Сун Ган страдальчески выдавил из себя:
— Сегодня не получится сходить на море.
Сун Фаньпин улыбнулся и сказал:
— Кто сказал, что мы не пойдем?
— Так солнце уже ушло, — пробормотал Бритый Ли.
Сун Фаньпин ответил:
— Солнце ушло, зато есть луна.
С утра, когда солнце светило что есть мочи, они собирались пойти на море, и вот теперь, когда вышла холодная луна, они наконец-то отправились в путь. Дети уцепились с двух сторон за Сун Фаньпина и долго-долго брели по залитой лунным светом дороге. Когда они дошли до моря, стоял прилив. Они поднялись на дамбу, где не было ни души, а только завывал холодный ветер да громыхали удары волн. Когда бешеные валы ударялись о берег, то бурлящая пена превращала море в сплошную белую полосу, и эта белизна по временам серела, а порой вновь становилась темной; вдалеке все было пронизано светом и тьмой, и луна проглядывала иногда сквозь тучи. В тот день дети в первый раз увидели ночное море. Его тайна и переменчивость заставляли их сердца биться чаще, и они кричали звонкими голосами, а Сун Фаньпин больше не зажимал им рты. Он гладил своими широкими ладонями их головы, так что дети, не переставая, визжали, и смотрел, как завороженный, в темноту — туда, где билось море.
Когда они сели на дамбе, то ночное море испугало их: кругом был только вой ветра и грохот волн, луна то выходила, то скрывалась, и темное море то увеличивалось, то сжималось перед глазами. Братья прижались с двух сторон к Сун Фаньпину, и он, раскрыв руки, обнял их. Они не знали, сколько так просидели у моря. Потом они уснули, и Сун Фаньпин, взвалив их на себя, отнес детей домой.

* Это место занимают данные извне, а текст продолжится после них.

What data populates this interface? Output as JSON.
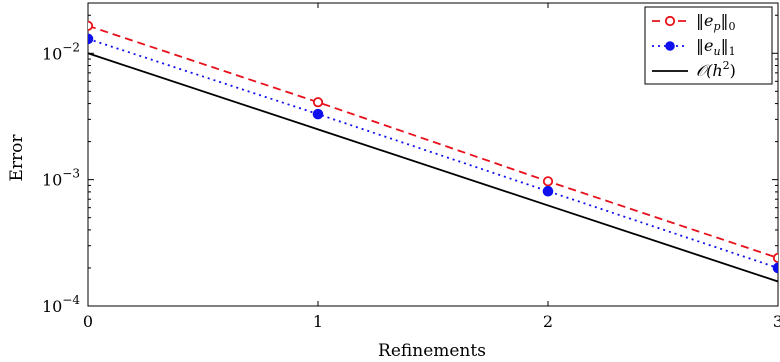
{
  "chart_data": {
    "type": "line",
    "title": "",
    "xlabel": "Refinements",
    "ylabel": "Error",
    "x": [
      0,
      1,
      2,
      3
    ],
    "xlim": [
      0,
      3
    ],
    "ylim": [
      0.0001,
      0.025
    ],
    "yscale": "log",
    "xticks": [
      "0",
      "1",
      "2",
      "3"
    ],
    "yticks": [
      {
        "value": 0.01,
        "base": "10",
        "exp": "−2"
      },
      {
        "value": 0.001,
        "base": "10",
        "exp": "−3"
      },
      {
        "value": 0.0001,
        "base": "10",
        "exp": "−4"
      }
    ],
    "grid": false,
    "legend_position": "top-right",
    "series": [
      {
        "name": "‖e_p‖_0",
        "legend_main": "‖e",
        "legend_sub": "p",
        "legend_tail": "‖",
        "legend_sub2": "0",
        "values": [
          0.0165,
          0.0041,
          0.00097,
          0.00024
        ],
        "color": "#e8101a",
        "dash": "8,5",
        "marker": "open-circle"
      },
      {
        "name": "‖e_u‖_1",
        "legend_main": "‖e",
        "legend_sub": "u",
        "legend_tail": "‖",
        "legend_sub2": "1",
        "values": [
          0.013,
          0.0033,
          0.00081,
          0.0002
        ],
        "color": "#1010ee",
        "dash": "2,4",
        "marker": "filled-circle"
      },
      {
        "name": "𝒪(h²)",
        "legend_main": "𝒪(h",
        "legend_sup": "2",
        "legend_tail": ")",
        "values": [
          0.01,
          0.0025,
          0.000625,
          0.00015625
        ],
        "color": "#000000",
        "dash": "",
        "marker": "none"
      }
    ]
  }
}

Собраний, где клеймили и осуждали, в Лючжэни становилось все больше. На школьной спортплощадке, как на монастырской ярмарке, с рассвета до заката толпился народ. Сун Фаньпин должен был каждое утро выходить из дому с деревянной табличкой в руках, дойдя до ворот школы, вешать ее на шею и, опустив голову, стоять там, пока не пройдут все, кто пришел. Только тогда он снимал табличку, брал метлу и начинал мести дорогу перед школой. Когда собрание кончалось, Сун Фаньпин возвращался к воротам, надевал табличку и стоял с опущенной головой. Люди вырывались наружу, как волны, пинали его, матерились, плевали на него, а он стоял, качаясь из стороны в сторону, и не издавал ни звука. Потом начиналось новое собрание, и Сун Фаньпин должен был все время стоять там до самого заката. Лишь удостоверившись, что на спортплощадке никого не осталось, он с метлой и табличкой возвращался домой.